Written by Emily Meredith (Year 12)

On holiday this summer in the Isle of Man, I found an object I now puzzle over: a Siphonodendron fossil. I found it while walking the Northwest coast of the Isle of Man, a windswept stretch of stony beach lined for much of it by towering sandy cliffs that edge the Northern plains.  This is the main area of coastal erosion on the island as the cliffs battle with strong prevailing winds and destructive waves that begin in the Atlantic. Waves plough through the North channel, a narrow strait between Northern Ireland and Scotland that connects the Atlantic Ocean and the Irish sea. Across the water, the closest land, 37 km away, is the tip of the Mull of Galloway which, on a clear day, shimmers on the horizon.  The shore feels remote, bleak even, with few landmarks – some sea armour at the Killane, a look out post at Jurby. Sea spray slaps your face, walking into a wind that turns you inside out, breathless and exhilarated, absorbing the forces and noise of the sea into your core. 

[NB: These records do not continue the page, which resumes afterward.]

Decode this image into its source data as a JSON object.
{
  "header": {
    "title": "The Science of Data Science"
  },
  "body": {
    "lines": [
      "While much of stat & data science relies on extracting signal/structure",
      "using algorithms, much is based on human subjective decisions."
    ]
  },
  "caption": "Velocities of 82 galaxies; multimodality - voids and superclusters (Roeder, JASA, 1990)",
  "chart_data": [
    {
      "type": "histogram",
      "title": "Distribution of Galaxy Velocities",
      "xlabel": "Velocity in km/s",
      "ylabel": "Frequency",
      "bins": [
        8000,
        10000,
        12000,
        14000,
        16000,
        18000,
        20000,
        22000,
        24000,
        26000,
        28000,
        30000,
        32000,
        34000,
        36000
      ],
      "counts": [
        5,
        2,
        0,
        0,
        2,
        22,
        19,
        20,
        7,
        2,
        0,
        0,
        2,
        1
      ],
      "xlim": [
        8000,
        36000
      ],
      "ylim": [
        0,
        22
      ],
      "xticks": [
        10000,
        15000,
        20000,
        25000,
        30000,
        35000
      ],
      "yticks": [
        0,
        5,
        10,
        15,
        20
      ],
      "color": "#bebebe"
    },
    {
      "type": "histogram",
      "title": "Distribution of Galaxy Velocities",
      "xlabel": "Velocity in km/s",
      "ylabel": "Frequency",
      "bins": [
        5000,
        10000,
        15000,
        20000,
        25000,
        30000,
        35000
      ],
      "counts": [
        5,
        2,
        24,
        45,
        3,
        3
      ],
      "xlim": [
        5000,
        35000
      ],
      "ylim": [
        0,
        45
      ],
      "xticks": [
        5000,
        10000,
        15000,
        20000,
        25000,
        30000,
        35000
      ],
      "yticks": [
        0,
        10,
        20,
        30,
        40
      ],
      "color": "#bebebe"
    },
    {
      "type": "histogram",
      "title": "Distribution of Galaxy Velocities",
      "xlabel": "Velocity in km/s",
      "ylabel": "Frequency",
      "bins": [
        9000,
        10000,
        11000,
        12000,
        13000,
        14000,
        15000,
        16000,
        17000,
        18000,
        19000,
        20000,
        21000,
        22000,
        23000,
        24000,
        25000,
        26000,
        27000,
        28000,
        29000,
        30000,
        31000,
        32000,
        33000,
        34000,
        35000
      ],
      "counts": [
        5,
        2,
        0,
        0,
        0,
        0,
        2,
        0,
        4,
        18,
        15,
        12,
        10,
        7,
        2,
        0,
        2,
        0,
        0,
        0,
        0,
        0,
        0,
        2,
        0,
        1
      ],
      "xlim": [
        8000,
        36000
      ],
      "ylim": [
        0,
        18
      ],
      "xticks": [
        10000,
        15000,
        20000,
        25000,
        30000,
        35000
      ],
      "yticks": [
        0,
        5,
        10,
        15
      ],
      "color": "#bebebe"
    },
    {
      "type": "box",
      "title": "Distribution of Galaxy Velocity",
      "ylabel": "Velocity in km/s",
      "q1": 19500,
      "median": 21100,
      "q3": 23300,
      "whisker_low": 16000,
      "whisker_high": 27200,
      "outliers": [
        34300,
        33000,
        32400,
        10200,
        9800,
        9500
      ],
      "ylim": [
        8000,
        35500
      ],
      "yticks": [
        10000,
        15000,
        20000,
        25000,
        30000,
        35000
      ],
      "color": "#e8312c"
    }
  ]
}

My eyes skit rapidly, scanning the stones for the ancient coral fossils that can be found here. The pebbles here are varied – flint and sandstone, quartz and grey limestone – but prettiest are the stones embedded with Siphonodendron. I spot a great example at the sea edge: relatively large, 20 cm across with the clear speckled markings of fossilised coral.  Siphonodendron is an extinct genus of rugose corals which were abundant during the carboniferous period. Fossilised, the rugose coral appears as white spaghetti-like threads preserved within the limestone. Corals are a soft-bodied aquatic animal, with a calcium shell and extensive tentacles. Rugose are in the subclass Hexacorallia which means there are six fold radial symmetry of the structure of the coral in cross section. The rugose corals were abundant in the Paleozoic period but became extinct at the end of the Permian period when over 90% of all invertebrates died out a mind-blowing 252 million years ago. The reason is thought to be a catastrophic loss of their environment niche when the supercontinent Pangaea formed. With more competition for less space on the continental shelf the rugose were displaced.  Florida and Indonesia are the main sites where fossilised rugose corals have been reported but also at select areas along the rocky coasts of the British Isles. 

Rewarded by my find, we turn and return to the car.  The wind now behind us, sheltered by our backs, we can breathe again. Humbled by the timelessness of this wild landscape we watch the Stena Line Stranraer-Larne ferry creep along the horizon, the only reminder that we are about to return to the 21st Century.